Toubab Krewe 11.16.11
The Bling Pig
Ann Arbor, MI
Words & Photos By Greg Molitor (ReMIND Photography)
Toubab Krewe’s become one of my favorite acts since I started catching shows frequently. Consistency is a crucial element when you start to see a band multiple times, and over the past five or so years, the Asheville quintet had always been reliable towards not only meeting my prior expectations but raising the bar after each performance. Offering music that’s beyond unique within the jam community, they’ve been a breath of fresh air in what’s become an oversaturated, musty market.

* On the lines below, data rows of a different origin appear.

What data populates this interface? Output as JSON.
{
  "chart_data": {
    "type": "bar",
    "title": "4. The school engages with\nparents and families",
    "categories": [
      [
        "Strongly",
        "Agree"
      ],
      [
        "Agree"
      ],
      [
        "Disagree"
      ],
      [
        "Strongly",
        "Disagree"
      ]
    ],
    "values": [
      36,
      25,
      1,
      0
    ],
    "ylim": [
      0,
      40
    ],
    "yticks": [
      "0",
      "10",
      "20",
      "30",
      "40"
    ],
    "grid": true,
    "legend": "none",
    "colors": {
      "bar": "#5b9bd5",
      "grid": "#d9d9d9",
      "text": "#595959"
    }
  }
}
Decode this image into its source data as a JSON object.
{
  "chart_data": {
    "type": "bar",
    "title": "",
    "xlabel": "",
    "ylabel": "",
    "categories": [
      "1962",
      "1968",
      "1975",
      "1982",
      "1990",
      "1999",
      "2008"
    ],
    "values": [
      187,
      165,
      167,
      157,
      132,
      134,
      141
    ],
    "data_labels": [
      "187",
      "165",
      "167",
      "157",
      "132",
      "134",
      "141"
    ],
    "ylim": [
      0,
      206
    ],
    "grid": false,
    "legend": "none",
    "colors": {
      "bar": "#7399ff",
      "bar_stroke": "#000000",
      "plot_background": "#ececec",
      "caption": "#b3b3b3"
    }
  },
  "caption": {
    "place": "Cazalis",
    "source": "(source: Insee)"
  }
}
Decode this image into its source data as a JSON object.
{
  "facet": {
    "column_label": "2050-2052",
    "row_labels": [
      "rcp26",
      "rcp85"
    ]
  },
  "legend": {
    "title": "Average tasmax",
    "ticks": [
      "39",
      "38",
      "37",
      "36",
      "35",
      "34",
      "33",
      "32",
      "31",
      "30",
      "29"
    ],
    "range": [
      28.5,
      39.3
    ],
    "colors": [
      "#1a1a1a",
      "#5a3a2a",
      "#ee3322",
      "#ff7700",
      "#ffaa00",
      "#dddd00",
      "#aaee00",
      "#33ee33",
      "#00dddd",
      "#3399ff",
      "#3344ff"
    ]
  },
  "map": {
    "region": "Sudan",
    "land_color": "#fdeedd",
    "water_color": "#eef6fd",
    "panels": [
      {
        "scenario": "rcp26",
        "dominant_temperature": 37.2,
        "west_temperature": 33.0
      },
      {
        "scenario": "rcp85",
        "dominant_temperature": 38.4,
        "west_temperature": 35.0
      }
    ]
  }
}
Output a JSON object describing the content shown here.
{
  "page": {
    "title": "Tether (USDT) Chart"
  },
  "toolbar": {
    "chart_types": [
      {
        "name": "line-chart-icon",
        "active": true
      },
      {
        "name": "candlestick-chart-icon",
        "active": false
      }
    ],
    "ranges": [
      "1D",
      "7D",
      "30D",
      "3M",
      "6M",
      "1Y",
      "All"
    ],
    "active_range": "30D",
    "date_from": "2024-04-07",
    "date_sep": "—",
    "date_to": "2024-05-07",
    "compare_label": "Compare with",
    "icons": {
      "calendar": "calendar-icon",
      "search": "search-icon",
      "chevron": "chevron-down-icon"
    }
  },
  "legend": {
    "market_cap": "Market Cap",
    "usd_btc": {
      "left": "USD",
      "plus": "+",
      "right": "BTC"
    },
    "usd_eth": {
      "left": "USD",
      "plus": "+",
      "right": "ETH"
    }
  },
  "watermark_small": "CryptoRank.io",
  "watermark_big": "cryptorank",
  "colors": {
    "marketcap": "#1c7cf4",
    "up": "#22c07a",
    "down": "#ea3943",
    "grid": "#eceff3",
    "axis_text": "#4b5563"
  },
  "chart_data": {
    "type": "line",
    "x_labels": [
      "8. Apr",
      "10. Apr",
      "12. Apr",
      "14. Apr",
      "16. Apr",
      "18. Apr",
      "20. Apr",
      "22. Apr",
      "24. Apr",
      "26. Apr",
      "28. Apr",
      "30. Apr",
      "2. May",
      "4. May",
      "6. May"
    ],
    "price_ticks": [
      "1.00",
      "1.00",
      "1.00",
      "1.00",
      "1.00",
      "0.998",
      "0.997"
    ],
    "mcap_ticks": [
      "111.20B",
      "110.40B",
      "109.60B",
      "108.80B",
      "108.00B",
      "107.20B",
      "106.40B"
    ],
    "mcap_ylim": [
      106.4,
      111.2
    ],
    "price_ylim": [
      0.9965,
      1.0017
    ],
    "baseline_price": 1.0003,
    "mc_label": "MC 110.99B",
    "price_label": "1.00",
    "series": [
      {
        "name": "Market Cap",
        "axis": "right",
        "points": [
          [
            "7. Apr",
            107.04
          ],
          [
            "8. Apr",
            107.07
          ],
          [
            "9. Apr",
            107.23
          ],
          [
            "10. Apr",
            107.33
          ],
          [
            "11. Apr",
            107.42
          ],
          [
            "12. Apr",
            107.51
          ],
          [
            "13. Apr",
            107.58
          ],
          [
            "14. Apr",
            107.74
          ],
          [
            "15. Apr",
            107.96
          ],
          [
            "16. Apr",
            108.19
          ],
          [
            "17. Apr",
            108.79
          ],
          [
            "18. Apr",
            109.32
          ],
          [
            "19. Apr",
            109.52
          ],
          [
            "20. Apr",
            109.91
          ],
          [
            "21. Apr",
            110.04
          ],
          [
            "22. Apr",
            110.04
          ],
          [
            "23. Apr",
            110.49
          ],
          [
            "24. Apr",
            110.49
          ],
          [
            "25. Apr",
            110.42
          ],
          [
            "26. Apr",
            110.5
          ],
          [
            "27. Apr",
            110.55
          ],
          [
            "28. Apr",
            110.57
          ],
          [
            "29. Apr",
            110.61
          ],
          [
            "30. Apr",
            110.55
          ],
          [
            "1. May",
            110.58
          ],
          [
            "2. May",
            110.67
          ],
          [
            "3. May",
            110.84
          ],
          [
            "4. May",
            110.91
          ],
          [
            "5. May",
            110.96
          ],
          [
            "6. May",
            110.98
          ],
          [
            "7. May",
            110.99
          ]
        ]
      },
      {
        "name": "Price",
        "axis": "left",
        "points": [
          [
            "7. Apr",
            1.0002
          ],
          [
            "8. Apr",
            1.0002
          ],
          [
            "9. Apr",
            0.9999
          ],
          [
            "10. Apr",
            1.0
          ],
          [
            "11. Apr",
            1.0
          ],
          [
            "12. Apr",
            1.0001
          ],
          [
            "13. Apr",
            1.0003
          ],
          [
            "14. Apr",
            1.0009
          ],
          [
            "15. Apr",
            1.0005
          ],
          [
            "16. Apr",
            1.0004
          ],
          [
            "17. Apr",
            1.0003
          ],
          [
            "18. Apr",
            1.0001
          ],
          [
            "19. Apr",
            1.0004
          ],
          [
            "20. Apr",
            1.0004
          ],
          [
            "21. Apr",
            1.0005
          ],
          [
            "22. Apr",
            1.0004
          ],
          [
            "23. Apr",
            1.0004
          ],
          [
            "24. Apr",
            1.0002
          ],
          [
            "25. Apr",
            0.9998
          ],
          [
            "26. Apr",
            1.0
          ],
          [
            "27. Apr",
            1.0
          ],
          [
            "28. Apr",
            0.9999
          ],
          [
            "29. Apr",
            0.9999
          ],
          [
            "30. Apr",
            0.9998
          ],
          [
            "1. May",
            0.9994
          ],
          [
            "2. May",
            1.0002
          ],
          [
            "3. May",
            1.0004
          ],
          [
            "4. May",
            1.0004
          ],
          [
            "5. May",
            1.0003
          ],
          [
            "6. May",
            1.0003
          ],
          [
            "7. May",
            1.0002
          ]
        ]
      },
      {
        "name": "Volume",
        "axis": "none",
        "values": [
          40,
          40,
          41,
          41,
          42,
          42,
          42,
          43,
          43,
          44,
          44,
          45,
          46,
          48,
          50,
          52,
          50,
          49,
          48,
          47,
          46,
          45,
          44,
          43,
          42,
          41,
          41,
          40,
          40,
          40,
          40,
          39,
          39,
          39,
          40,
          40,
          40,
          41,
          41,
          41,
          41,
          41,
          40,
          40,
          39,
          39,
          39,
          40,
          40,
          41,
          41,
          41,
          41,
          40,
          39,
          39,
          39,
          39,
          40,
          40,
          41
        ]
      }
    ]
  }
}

On November 16th, I made the trip from Lansing to The Blind Pig for one more dose of Toubab. This show, however, would be different than those previous. With the departure of drummer Teal Brown and consequent addition of Vic Stafford on the same, the band’s sound didn’t exude the organic magic that had appealed to me throughout their previous tenure. It’s amazing, for better and worse, how a one member swap can drastically affect a lineup’s output. I couldn’t help but think how much I missed Brown’s drumming throughout.
Toubab’s charm, as evident within the first few tunes, had unfortunately eroded. Sure, the show had its enjoyable moments. In fact, the group’s version of “Where Did You Sleep Last Night?” was so powerful that you could hear a pin drop between the notes. For four minutes, the captivated crowd stood mesmerized by their performance of the traditional American folk tune, but this was an outlier during a show that was too stiff, less relaxed, and a far cry from Toubab’s previous efforts.
As the band worked its way through its West African meets Southern jam meets World folk originals, the pace of the music was brisk. Kora player Justin Perkins rushed through his usually beautiful passages in order to keep the beat, and the result came across as unnatural. The crowd didn’t seem to mind as many danced insouciantly to the quicker tempo, but those I spoke with who had fallen in love with the former lineup could notice a vast difference. Changing perceptions are inevitable throughout life, and with any change in membership, the new collective just isn’t going to be the same. Yes, I was underwhelmed for the first time at one of their shows. A letdown, however, requires a lofty original position, and for that, I have Toubab Krewe to thank.